CSV import of a TM
Use Olifant to open a TMX file, copy all rows (this is actually a great tip for converting a TMX file to a columnar format with just a couple of clicks) and paste to Excel. You can change column headings in Excel. From Excel you have to export as unicode .txt file if you want the procedure to work.
Advanced HTML import procedures
Balázs Kis from Kilgray explains how the standard HTML filter in memoQ will not make some HTML attributes editable (e.g. IMG titles). As a workaround, you can use Import file as… and use the XML import file to specify how every single tag should be treated, so any tag attribute can be made editable. Interestingly, the XML files is always used, behind the scenes, when you import an HTML file using the standard settings.
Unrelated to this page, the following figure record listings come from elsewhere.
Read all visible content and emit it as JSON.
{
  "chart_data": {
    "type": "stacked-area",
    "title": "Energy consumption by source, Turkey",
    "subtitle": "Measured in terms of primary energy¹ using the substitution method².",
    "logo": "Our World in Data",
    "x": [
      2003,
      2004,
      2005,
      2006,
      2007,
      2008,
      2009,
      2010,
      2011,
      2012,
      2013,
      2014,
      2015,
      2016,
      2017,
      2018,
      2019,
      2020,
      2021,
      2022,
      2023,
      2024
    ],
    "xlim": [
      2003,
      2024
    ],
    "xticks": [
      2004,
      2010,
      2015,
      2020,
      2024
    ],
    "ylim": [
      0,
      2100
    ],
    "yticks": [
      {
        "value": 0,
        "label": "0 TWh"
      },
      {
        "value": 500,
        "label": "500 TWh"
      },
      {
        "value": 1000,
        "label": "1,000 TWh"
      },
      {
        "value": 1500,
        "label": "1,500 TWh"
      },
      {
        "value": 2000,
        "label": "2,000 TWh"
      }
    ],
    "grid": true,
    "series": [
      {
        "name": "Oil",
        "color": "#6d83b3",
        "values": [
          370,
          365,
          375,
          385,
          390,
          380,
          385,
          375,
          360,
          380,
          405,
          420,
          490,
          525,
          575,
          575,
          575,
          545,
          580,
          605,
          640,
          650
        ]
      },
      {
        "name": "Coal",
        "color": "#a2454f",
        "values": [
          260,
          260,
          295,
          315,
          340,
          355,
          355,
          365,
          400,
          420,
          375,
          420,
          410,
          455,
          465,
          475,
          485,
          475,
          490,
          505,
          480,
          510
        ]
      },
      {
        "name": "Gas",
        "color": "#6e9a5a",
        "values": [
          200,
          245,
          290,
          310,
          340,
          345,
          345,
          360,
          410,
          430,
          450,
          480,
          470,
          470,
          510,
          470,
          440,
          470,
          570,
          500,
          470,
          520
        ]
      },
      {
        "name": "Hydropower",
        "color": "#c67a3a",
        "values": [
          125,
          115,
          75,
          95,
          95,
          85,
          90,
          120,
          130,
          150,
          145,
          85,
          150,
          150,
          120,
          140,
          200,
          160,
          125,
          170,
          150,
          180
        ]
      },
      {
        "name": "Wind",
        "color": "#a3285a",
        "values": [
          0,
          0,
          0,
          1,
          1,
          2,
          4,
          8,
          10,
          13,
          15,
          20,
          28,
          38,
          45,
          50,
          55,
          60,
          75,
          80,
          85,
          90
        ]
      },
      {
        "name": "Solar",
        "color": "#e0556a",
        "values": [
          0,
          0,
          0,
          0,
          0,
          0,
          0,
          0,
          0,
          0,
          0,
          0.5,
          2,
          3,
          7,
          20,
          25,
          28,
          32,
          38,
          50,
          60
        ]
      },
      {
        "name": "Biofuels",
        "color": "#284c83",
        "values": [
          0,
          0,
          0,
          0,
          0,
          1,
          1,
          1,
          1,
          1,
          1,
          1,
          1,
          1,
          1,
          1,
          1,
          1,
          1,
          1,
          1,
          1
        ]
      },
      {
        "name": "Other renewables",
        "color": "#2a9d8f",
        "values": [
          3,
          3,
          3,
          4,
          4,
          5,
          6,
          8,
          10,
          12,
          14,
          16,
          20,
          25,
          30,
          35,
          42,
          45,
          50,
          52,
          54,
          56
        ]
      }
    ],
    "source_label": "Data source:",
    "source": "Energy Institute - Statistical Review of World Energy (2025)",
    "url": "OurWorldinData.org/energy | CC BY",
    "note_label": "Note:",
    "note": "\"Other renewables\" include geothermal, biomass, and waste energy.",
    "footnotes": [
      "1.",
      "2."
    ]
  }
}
Bilingual formats managed by memoQ
.TTX (you need to pre-segment TTX files before importing them into memoQ. Unless the file is pre-processed this way, there’s no guarantee that it will work when opening the file in TagEditor). Here’s where the option is located in Trados:
.SDLXLIFF, containing lots of Trados-specific metadata. You can process this type of file in memoQ, but some metadata (like segment status) will not be preserved.
.RTF multi-columnar export, allowing to use other tools or a word processor for reviewing the translation.
This feature allows the project manager to create an offline project and send handoff packages (containing all the resources needed for carrying out the project, i.e. term bases, translation memories, non-translatables, etc.). If you assign different files to different users, memoQ will create as many packages as the number of translators, and include the translator’s name in its file name. The packages can contain TMX files if the translators have to work offline, or a .TMI file, which is a reference to the server TM, for server-based projects.